If you don’t want the whole life, or if you want to pay less, many adult term policies offer children’s Term Riders for just a few dollars a month. You can’t get the guaranteed insurability option that way, but most companies will allow the children to spin off their own policies when the rider expires (usually at age 18 or 21).
Of course most children aren’t going to develop serious illnesses, and thank heavens for that. But I knew there was a likelihood that he would develop asthma, and I feel as a parent that I made the right decision for my son.
Sure, I know we could take that $3000 and invest it for him and with the power of compounding he’d have a brazilian dollars by the time he’s ready to retire. Son may or may not choose to exercise the options, or he may cash it in and take a trip to Bora Bora.
What you really buy with any kind of insurance is peace of mind.
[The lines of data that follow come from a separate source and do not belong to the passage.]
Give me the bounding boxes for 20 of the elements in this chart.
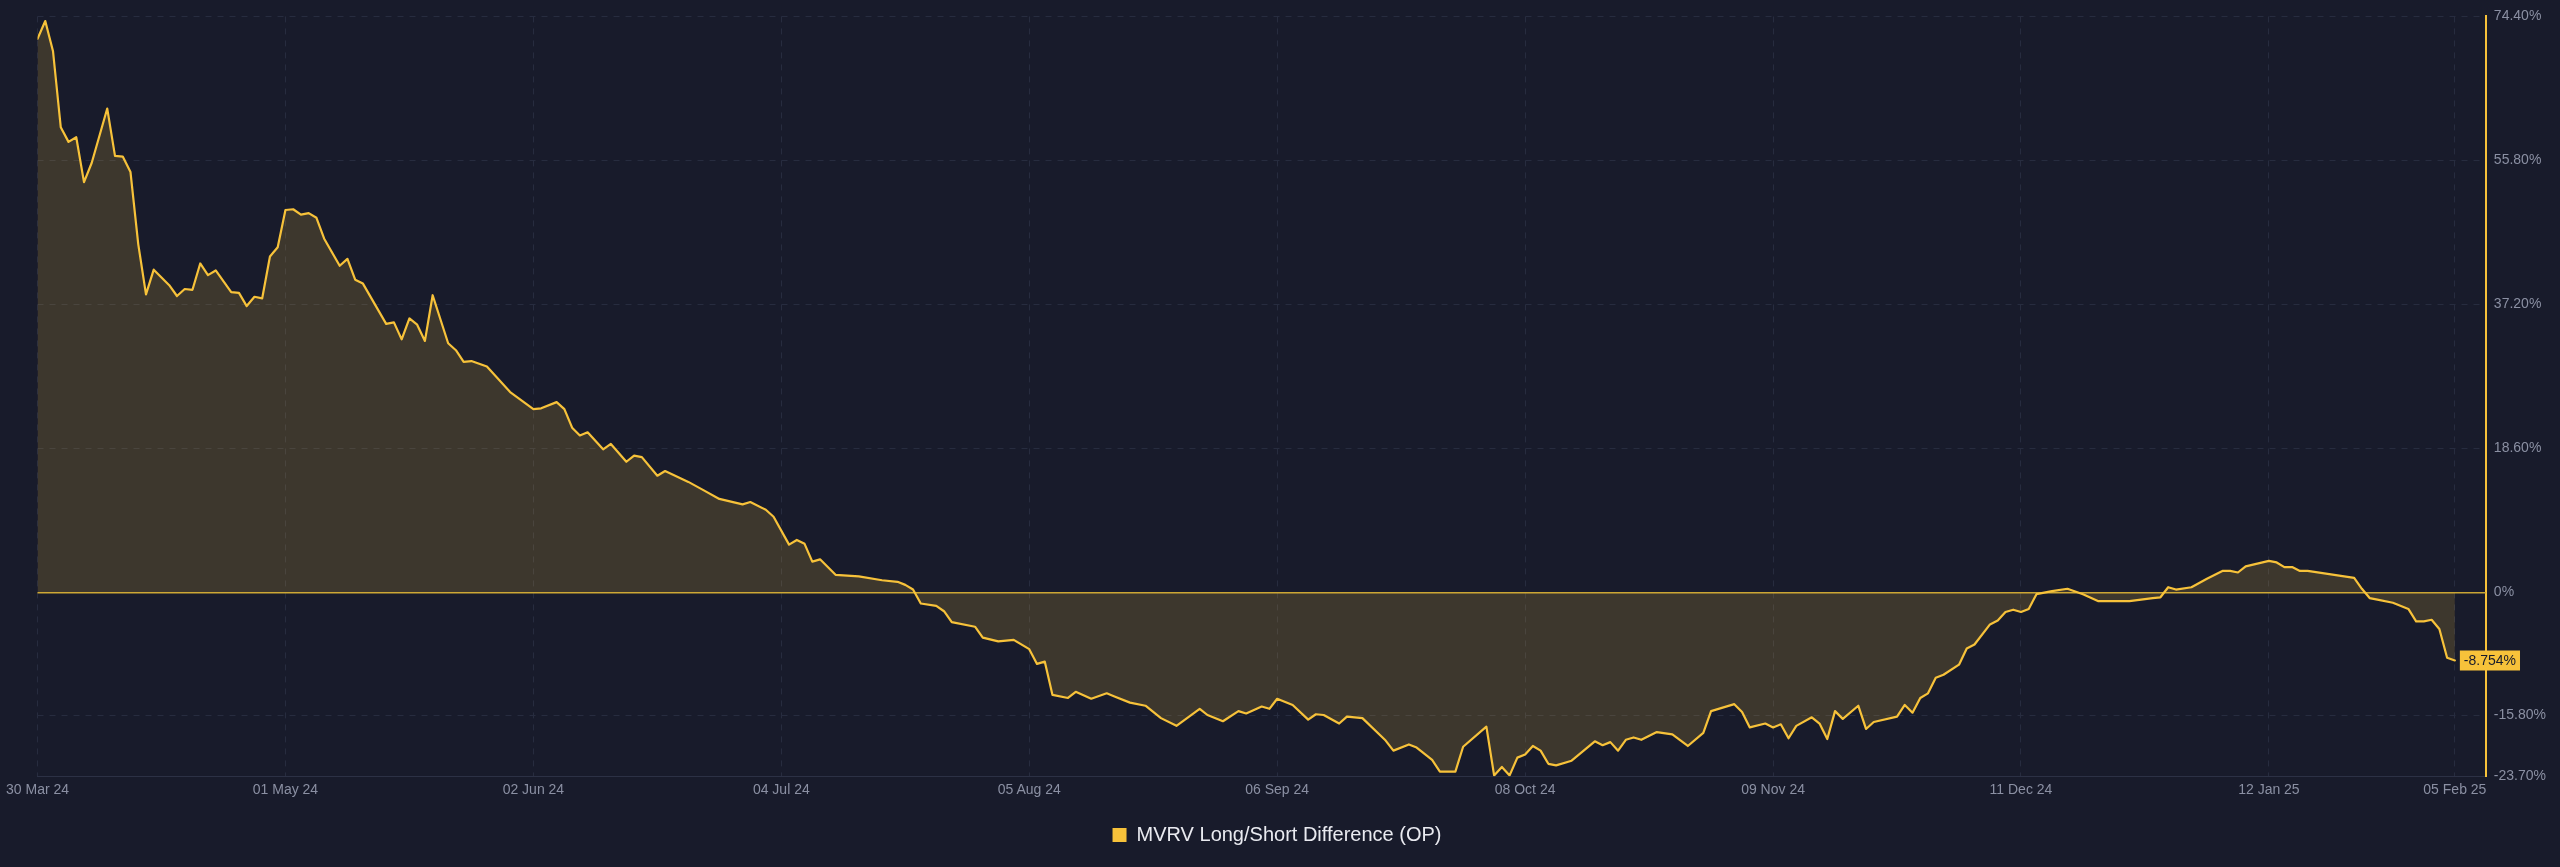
- y-tick-label: 18.60%: [2493, 439, 2542, 456]
- y-tick-label: -15.80%: [2493, 705, 2547, 722]
- x-tick-label: 05 Aug 24: [997, 781, 1061, 798]
- x-tick-label: 30 Mar 24: [5, 781, 70, 798]
- legend-label: MVRV Long/Short Difference (OP): [1136, 822, 1442, 845]
- x-tick-label: 11 Dec 24: [1989, 781, 2053, 798]
- x-tick-label: 08 Oct 24: [1494, 781, 1556, 798]
- x-tick-label: 05 Feb 25: [2423, 781, 2487, 798]
- y-tick-label: 37.20%: [2493, 295, 2542, 312]
- annotation: -8.754%: [2463, 652, 2517, 669]
- y-tick-label: 0%: [2493, 583, 2515, 600]
- y-tick-label: 55.80%: [2493, 151, 2542, 168]
- x-tick-label: 01 May 24: [252, 781, 319, 798]
- y-tick-label: -23.70%: [2493, 767, 2547, 784]
- x-tick-label: 06 Sep 24: [1245, 781, 1310, 798]
- x-tick-label: 02 Jun 24: [502, 781, 565, 798]
- y-tick-label: 74.40%: [2493, 7, 2542, 24]
- x-tick-label: 09 Nov 24: [1741, 781, 1806, 798]
- x-tick-label: 04 Jul 24: [752, 781, 810, 798]
- x-tick-label: 12 Jan 25: [2238, 781, 2300, 798]
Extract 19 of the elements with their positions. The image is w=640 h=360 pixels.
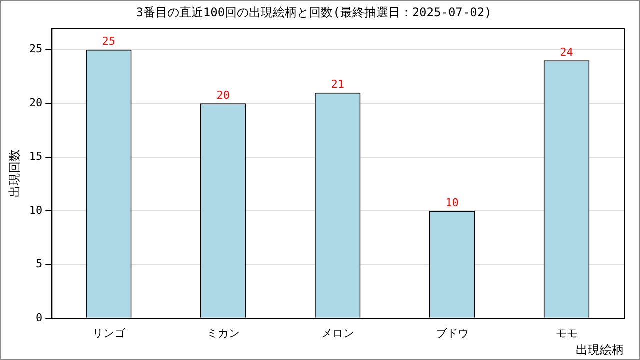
- y-tick-label: 15: [29, 150, 43, 164]
- x-tick-label: ブドウ: [436, 326, 469, 340]
- x-tick-label: リンゴ: [92, 326, 126, 340]
- y-tick-label: 10: [29, 204, 43, 217]
- y-axis-title: 出現回数: [7, 149, 22, 198]
- data-label: 21: [331, 78, 344, 92]
- x-tick-label: メロン: [321, 326, 354, 340]
- data-label: 10: [446, 196, 459, 210]
- y-tick-label: 25: [29, 42, 43, 56]
- x-tick-label: モモ: [556, 326, 578, 340]
- data-label: 24: [560, 46, 574, 59]
- data-label: 20: [216, 88, 230, 102]
- x-axis-title: 出現絵柄: [576, 342, 624, 357]
- y-tick-label: 0: [36, 311, 43, 324]
- data-label: 25: [102, 35, 116, 48]
- y-tick-label: 20: [29, 96, 43, 110]
- x-tick-label: ミカン: [206, 326, 240, 340]
- y-tick-label: 5: [36, 258, 43, 271]
- chart-title: 3番目の直近100回の出現絵柄と回数(最終抽選日：2025-07-02): [136, 5, 492, 20]
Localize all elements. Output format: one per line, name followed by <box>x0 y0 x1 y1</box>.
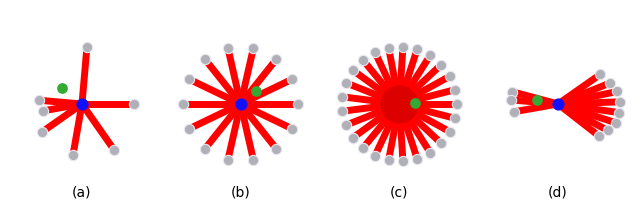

Buying life insurance on my son gives me peace of mind that he’ll have options. That, for me, is well worth the premiums.
The preceding information is not advice, it’s just my thoughts and opinions. I’m just a girl on the web, not currently licensed in insurance or anything else in any state. You should absolutely seek the counsel of an insurance agent and/or a mortgage professional licensed in your state before taking any action at all. Coverages and programs discussed may or may not be available in your state.